Doubling down on its accusations of AI scaremongering, Microsoft is hitting back at two concurrent lawsuits over its own involvement in AI and specifically large language models, calling them either “doomsday hyperbole” or “doomsday futurology.”
The latter phrasing is used in a published motion to dismiss (pdf warning) the case the New York Times has brought against Microsoft and OpenAI, where the NYT holds the two defendants “responsible for the billions of dollars they owe for the unlawful copying and use of The Times's uniquely valuable works.”
In that original claim the Times states that while it had been working “for months” to come to an agreement with the defendants over terms for its contribution to the training of OpenAI's large language models, it was now pursuing compensation through the courts instead.
OpenAI itself has given particular weight to the NYT articles that it has trained its models with, and contends that “by OpenAI’s own admission high-quality content, including content from The Times, was more important and valuable for training the GPT models as compared to content taken from other, lower-quality sources.”
Microsoft, however, is likening the NYT's copyright claim to the entertainment industry's attempt to halt the rise of the VCR when it too cited copyright infringement as a thing working against Hollywood. “The Court ultimately rejected the alarmism and voted for technological innovation and consumer choice,” reads the filing.
The motion to dismiss then goes onto describing LLMs and the machine learning algorithm that has driven the recent explosion in more effective chatbots—the transformer—and claims the datasets used to train these LLMs “does not supplant the market for the works, it teaches the models language. It is the essence of what copyright law considers transformative—and fair—use.”
The main thrust of Microsoft's motion, however, isn't about the training per se, but aims to address the allegations made by the NYT that the public's usage of LLM, and particularly GPT-based products, is causing harm to the publication “and thus poses a mortal threat to 'independent journalism' at 'a cost to society [that] will be enormous.'”

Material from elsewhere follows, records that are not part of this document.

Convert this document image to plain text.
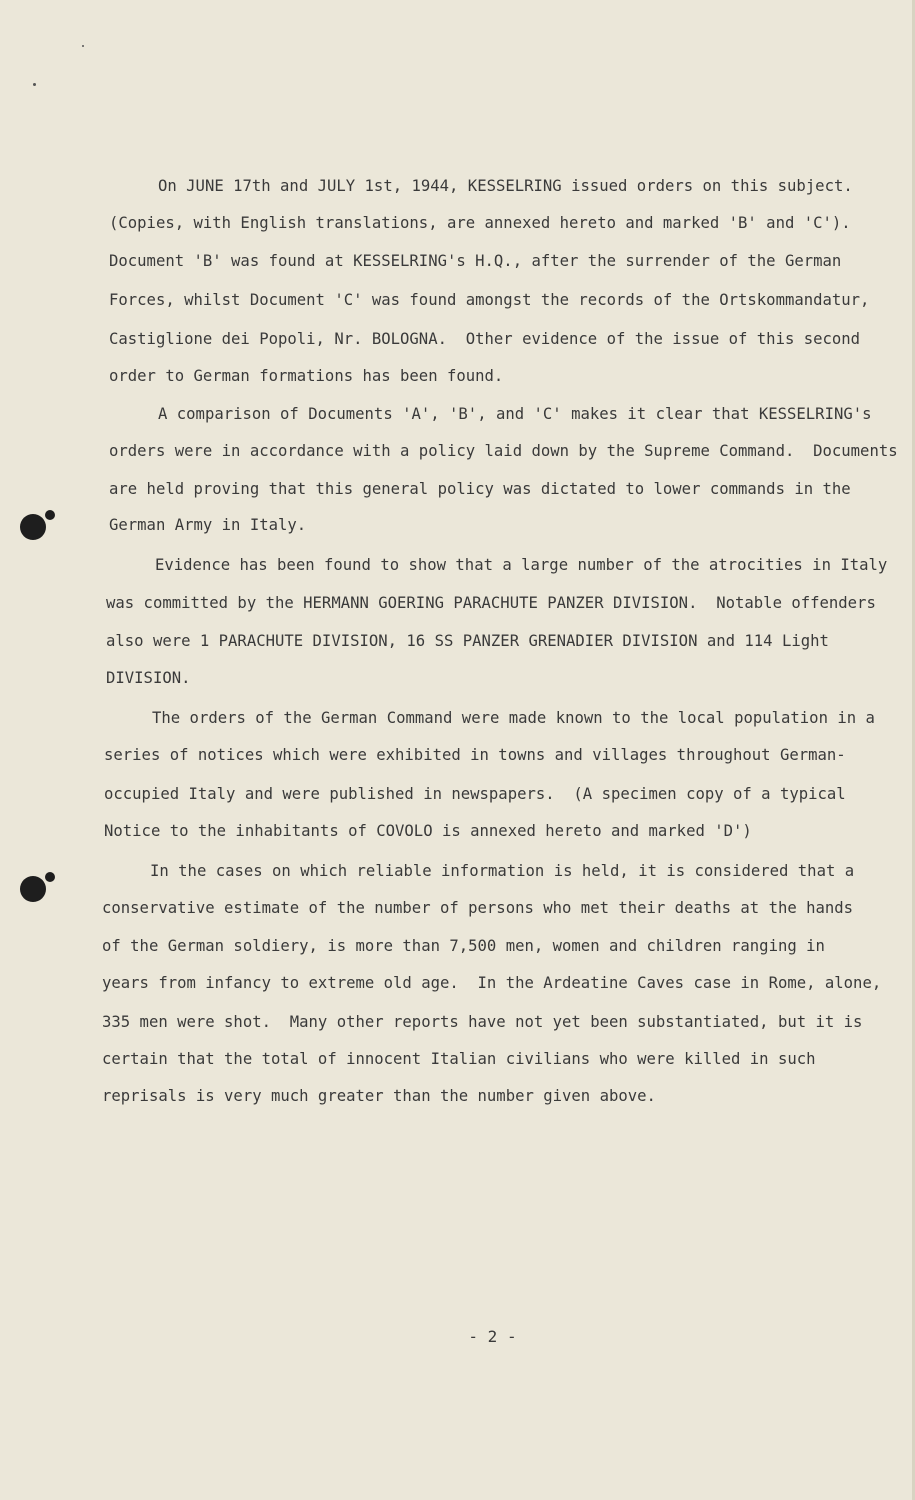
On JUNE 17th and JULY 1st, 1944, KESSELRING issued orders on this subject.
(Copies, with English translations, are annexed hereto and marked 'B' and 'C').
Document 'B' was found at KESSELRING's H.Q., after the surrender of the German
Forces, whilst Document 'C' was found amongst the records of the Ortskommandatur,
Castiglione dei Popoli, Nr. BOLOGNA.  Other evidence of the issue of this second
order to German formations has been found.
A comparison of Documents 'A', 'B', and 'C' makes it clear that KESSELRING's
orders were in accordance with a policy laid down by the Supreme Command.  Documents
are held proving that this general policy was dictated to lower commands in the
German Army in Italy.
Evidence has been found to show that a large number of the atrocities in Italy
was committed by the HERMANN GOERING PARACHUTE PANZER DIVISION.  Notable offenders
also were 1 PARACHUTE DIVISION, 16 SS PANZER GRENADIER DIVISION and 114 Light
DIVISION.
The orders of the German Command were made known to the local population in a
series of notices which were exhibited in towns and villages throughout German-
occupied Italy and were published in newspapers.  (A specimen copy of a typical
Notice to the inhabitants of COVOLO is annexed hereto and marked 'D')
In the cases on which reliable information is held, it is considered that a
conservative estimate of the number of persons who met their deaths at the hands
of the German soldiery, is more than 7,500 men, women and children ranging in
years from infancy to extreme old age.  In the Ardeatine Caves case in Rome, alone,
335 men were shot.  Many other reports have not yet been substantiated, but it is
certain that the total of innocent Italian civilians who were killed in such
reprisals is very much greater than the number given above.
- 2 -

It claims The Times used unrealistic prompts in order to coax the LLMs to output text that matched NYT articles, stating that it's not actually based on the ways that normal people, or a reasonable person, would use these tools.
“Nowhere does The Times allege that anyone other than its legal team would actually do any of this,” it states, “and certainly not on a scale that merits the doomsday futurology it pushes before this Court and has boosted to its readers.”
This could end up as a key point in this claim. The idea of 'the reasonable person' is a vital point of law, and could be used to decide whether the NYT's claims that it could be damaged by LLMs should be measured by what a reasonable person might do with the technology. Likewise, maybe Microsoft and OpenAI ought to be held to what a reasonable person might expect when it comes to privacy in a digital, always online age.
Because the second case (pdf warning) is a class action which apparently “devotes 198 pages to doomsday hyperbole about AI as a threat to civilization,” and sees 13 plaintiffs demanding the courts enjoin the defendants (OpenAI and Microsoft) from “their ongoing violations of the privacy and property rights of millions and [are] required to take immediate action to implement proper safeguards and regulations for the Products, their users, and all of society.”
Among other things, the original filing states that the scraping of the plaintiffs' digital footprints means the defendants can “misappropriate our skill sets and encourage our own professional obsolescence. This would obliterate privacy as we know it.”
To which Microsoft retorts (pdf warning): “Plaintiffs do not plead any facts plausibly showing they have been affected by any of the supposed 'scraping,' 'intercepting,' and 'eavesdropping' they allege. Nowhere do they say what of their private information Microsoft ever improperly collected or used; nor do they identify any harm they individually suffered from anything that Microsoft allegedly did. Plaintiffs cannot state a claim based on the hypothetical experiences of others. This deficiency alone requires dismissal of all of Plaintiffs' claims.”
OpenAI has provided a similar stance in its own motions to dismiss, and the plaintiffs in the privacy case have explicitly responded, as noted by The Register.
“OpenAI gave no notice to the world that, for years, it was secretly harvesting from the internet everything ever created and shared online, anywhere, by hundreds of millions of Americans.
What is artificial general intelligence?: We dive into the lingo of AI and what the terms actually mean.
“That, for a decade plus, every consumer's use of the internet thus operated as a gratuitous donation to OpenAI: of our insights, talents, artwork, personally identifiable information, copyrighted works, photographs of our families and children, and all other expressions of our personhood—for products that stand to concentrate the country's wealth in even fewer corporate behemoths, displace jobs at scale, and risk the future of mission-critical industries like art, music, and journalism, while creating dangerous new industries like the high-speed spawning of child pornography.”
There are seemingly as many AI-focused lawsuits as there are claims against former presidents right now, and while we might be looking at these claims and counterclaims as merely forests worth of paper filled with legalese and battling big tech, they will have an effect on all our lives. For good or ill. They will set pivotal precedents that will inevitably change the development of both AI and the internet.
And possibly, if we're sticking with the hyperbole theme, humanity itself.